The UK Competition and Markets Authority (CMA) stated that they are examining the relationship between OpenAI and its major investor, Microsoft, to clarify whether this collaboration is effectively a “merger.”

The German Federal Cartel Office previously noted that their collaboration is subject to merger control rules, but they will review it again if Microsoft increases its influence on OpenAI in the future. Additionally, the US Federal Trade Commission has questioned the relationship between the two companies.

Analysts believe that if these investigations continue, antitrust authorities may consider the investment transaction leading to a lasting change in control or meeting certain merger review criteria, potentially resulting in the separation of the two companies or other structural changes.

Furthermore, this Tuesday, the EU antitrust enforcement agency announced the solicitation of feedback on potential competition issues in the field of generative AI and virtual worlds. It highlighted that the EU’s investment in the AI sector is expected to exceed €7.2 billion in 2023, with the virtual world market projected to exceed €11 billion in 2023. This exponential growth could significantly impact the competitive landscape of businesses.

Max von Thun, the European director of the Open Markets Institute focusing on strengthening antitrust laws, stated that the AI sector is poised for a wave of antitrust reviews. Given the increasing concentration in the AI sector, other regulatory investigations may follow suit. Antitrust authorities must act promptly to investigate these transactions, including, if necessary, undoing them to maintain competition and prevent the monopolization of this critical emerging technology.

The “Delicate Relationship” between Microsoft and OpenAI

OpenAI and Microsoft

Recently, the turmoil at OpenAI, involving the dismissal and subsequent reappointment of CEO Altman, laid bare the intricate connections between the two companies.

Following Altman’s dismissal from the OpenAI board, Microsoft’s stock price immediately fell. Microsoft CEO Nadella personally intervened in negotiations and actively promoted Altman’s return to the company, expressing Microsoft’s willingness to hire Altman.

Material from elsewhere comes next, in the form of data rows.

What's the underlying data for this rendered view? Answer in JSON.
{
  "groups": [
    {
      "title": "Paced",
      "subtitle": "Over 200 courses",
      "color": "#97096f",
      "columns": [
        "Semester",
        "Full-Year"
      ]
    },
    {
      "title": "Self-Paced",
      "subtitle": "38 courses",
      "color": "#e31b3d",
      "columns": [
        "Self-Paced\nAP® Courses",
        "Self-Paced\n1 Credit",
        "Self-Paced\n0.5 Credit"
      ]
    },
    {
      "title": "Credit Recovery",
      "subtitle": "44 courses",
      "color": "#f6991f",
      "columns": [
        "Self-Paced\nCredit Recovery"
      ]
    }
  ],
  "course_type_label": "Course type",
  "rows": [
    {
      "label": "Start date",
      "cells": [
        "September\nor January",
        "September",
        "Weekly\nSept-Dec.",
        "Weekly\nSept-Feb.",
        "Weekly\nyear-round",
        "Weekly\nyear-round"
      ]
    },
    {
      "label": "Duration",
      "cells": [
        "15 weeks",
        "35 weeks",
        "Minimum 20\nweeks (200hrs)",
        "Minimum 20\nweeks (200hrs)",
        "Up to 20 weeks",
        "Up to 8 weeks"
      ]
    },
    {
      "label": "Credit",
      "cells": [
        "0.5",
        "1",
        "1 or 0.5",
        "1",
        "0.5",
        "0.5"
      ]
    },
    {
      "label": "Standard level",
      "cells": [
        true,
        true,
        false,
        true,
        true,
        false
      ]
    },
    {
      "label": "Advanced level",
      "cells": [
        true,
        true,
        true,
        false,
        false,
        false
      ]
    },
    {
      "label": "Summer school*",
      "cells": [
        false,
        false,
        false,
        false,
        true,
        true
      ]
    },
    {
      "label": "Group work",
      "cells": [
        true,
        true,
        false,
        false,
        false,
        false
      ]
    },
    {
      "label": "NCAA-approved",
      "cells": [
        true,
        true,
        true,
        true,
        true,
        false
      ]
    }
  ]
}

To circumvent antitrust scrutiny, Microsoft holds only a 49% stake in OpenAI, lacking direct control over the latter. A Microsoft spokesperson clarified on the evening of the 8th:

“While the details of our agreement remain confidential, it must be noted that Microsoft does not have control over OpenAI; it only qualifies to share profit distribution.”

In reality, the nuanced relationship between the two lies in Microsoft, a traditional tech giant, leveraging its $13 billion investment to intricately bind itself to the technology and ownership of the most promising and powerful AI startup. In just five years, Microsoft effortlessly led the forefront of the AI era, achieving a dominant position by seamlessly integrating the most advanced AI technology into almost all its products.